Titre original : "Etty. De nagelaten geschriften van Etty Hillesum, 1941-1943"
Auteure : ETTY HILLESUM
Traducteur : Philippe NOBLE avec la collaboration d'Isabelle ROSSELIN
Editions : Opus seuil- 2008-1065 pages
Deux années seulement et tant de choses vécues et écrites.
Deux années seulement, pour transformer une jeune-femme "vive, intelligente, sensuelle et passionnée" en un témoin agissant de la condition humaine dans ce qu'elle peut avoir de plus extrême.
Deux années seulement, pour incarner une forme de résistance "que nul oppresseur est de taille à écraser".

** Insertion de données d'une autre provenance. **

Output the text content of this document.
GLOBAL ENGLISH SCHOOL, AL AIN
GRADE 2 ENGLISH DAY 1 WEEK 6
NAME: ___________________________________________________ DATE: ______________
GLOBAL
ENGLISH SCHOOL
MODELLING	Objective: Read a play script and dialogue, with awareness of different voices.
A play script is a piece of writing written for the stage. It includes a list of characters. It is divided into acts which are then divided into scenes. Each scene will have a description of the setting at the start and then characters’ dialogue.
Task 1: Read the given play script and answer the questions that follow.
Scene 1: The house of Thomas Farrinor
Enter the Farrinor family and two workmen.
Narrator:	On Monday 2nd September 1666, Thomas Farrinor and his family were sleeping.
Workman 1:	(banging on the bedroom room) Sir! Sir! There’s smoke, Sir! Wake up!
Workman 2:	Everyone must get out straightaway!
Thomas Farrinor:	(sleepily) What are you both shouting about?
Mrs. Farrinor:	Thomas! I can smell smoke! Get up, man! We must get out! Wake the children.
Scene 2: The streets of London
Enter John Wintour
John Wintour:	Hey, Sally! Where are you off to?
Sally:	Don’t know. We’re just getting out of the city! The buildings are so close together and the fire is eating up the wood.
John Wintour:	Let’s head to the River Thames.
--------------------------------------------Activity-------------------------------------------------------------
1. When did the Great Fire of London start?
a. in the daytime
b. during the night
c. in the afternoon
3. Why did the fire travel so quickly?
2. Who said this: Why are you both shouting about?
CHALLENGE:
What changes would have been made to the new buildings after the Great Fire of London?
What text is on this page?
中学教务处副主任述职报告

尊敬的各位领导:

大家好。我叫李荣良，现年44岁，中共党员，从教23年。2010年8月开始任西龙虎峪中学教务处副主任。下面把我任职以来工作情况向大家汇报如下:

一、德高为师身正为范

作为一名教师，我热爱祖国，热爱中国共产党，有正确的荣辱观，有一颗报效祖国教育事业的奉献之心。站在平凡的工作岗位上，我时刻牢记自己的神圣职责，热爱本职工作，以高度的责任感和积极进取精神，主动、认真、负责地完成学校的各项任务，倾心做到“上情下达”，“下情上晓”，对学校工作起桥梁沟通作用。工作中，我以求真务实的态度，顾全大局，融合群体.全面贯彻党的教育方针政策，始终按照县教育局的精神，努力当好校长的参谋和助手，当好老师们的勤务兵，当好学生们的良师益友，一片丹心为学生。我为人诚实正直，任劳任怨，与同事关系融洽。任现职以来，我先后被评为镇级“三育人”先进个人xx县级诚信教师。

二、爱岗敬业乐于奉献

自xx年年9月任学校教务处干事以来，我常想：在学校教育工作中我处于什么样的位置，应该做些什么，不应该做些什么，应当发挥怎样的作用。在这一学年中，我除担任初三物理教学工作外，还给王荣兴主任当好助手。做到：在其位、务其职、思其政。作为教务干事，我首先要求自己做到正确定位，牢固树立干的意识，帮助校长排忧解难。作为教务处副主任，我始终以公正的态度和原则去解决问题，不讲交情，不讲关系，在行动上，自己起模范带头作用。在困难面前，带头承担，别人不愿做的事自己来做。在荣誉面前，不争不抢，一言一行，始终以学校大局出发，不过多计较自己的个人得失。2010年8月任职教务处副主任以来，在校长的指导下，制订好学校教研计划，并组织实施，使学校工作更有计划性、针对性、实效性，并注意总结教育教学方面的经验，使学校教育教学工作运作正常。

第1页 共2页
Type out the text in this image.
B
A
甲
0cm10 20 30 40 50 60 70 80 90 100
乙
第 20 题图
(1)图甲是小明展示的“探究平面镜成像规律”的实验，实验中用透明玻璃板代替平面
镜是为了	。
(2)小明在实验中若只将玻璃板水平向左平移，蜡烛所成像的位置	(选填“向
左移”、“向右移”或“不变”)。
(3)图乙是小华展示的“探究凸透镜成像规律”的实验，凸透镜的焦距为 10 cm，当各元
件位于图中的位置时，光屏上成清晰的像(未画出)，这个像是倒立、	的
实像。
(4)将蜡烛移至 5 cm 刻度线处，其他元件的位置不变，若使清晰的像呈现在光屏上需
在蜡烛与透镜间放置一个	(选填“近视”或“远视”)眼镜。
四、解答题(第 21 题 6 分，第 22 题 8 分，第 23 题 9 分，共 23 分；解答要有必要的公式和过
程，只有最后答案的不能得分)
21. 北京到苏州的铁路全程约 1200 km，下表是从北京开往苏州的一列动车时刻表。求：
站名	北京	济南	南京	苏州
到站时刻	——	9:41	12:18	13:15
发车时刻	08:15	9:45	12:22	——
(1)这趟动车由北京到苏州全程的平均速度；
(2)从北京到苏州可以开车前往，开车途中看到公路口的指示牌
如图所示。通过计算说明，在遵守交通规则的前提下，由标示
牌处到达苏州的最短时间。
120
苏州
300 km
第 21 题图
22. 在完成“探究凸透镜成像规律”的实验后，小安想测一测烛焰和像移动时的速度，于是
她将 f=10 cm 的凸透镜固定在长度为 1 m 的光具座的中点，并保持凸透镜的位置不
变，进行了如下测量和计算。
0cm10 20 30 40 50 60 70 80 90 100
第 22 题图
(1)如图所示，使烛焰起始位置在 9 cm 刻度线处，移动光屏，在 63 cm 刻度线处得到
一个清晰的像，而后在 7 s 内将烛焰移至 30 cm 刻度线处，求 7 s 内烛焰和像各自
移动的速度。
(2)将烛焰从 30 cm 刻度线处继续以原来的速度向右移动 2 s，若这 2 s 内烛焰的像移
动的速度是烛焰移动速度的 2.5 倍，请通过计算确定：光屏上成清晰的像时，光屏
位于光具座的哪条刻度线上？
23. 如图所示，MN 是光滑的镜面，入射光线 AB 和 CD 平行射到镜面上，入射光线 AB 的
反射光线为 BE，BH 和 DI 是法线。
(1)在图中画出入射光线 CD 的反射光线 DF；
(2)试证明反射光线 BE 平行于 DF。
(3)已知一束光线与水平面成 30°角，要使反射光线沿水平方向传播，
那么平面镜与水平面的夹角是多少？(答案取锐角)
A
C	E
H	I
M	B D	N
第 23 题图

Deux années seulement, pour remplir les onze cahiers qui constituent son journal et écrire des dizaines de lettres, puis monter dans le train, le 7 septembre 1943, qui la conduira, yeux grands ouverts, du camp de Westerbork, jusqu'à celui d'Auschwitz où elle mourra le 10 septembre 1943, avec presque toute sa famille, comme" des millions d'autres innocents".
C'est à ces voyages que ce journal et ces lettres nous invitent.
Elle a entamé le premier le 8 mars 1941 pour suivre les conseils d'un "curieux thérapeute" qu'elle vient de rencontrer . Elle a vingt-sept ans, vit à Amsterdam dans un "petit cercle intellectuel et bohème" et semble "promise à toutes les réussites et tous les bonheurs", malgré qu'elle soit juive et qu'elle souffre de manière répétée de dépressions brèves mais intenses.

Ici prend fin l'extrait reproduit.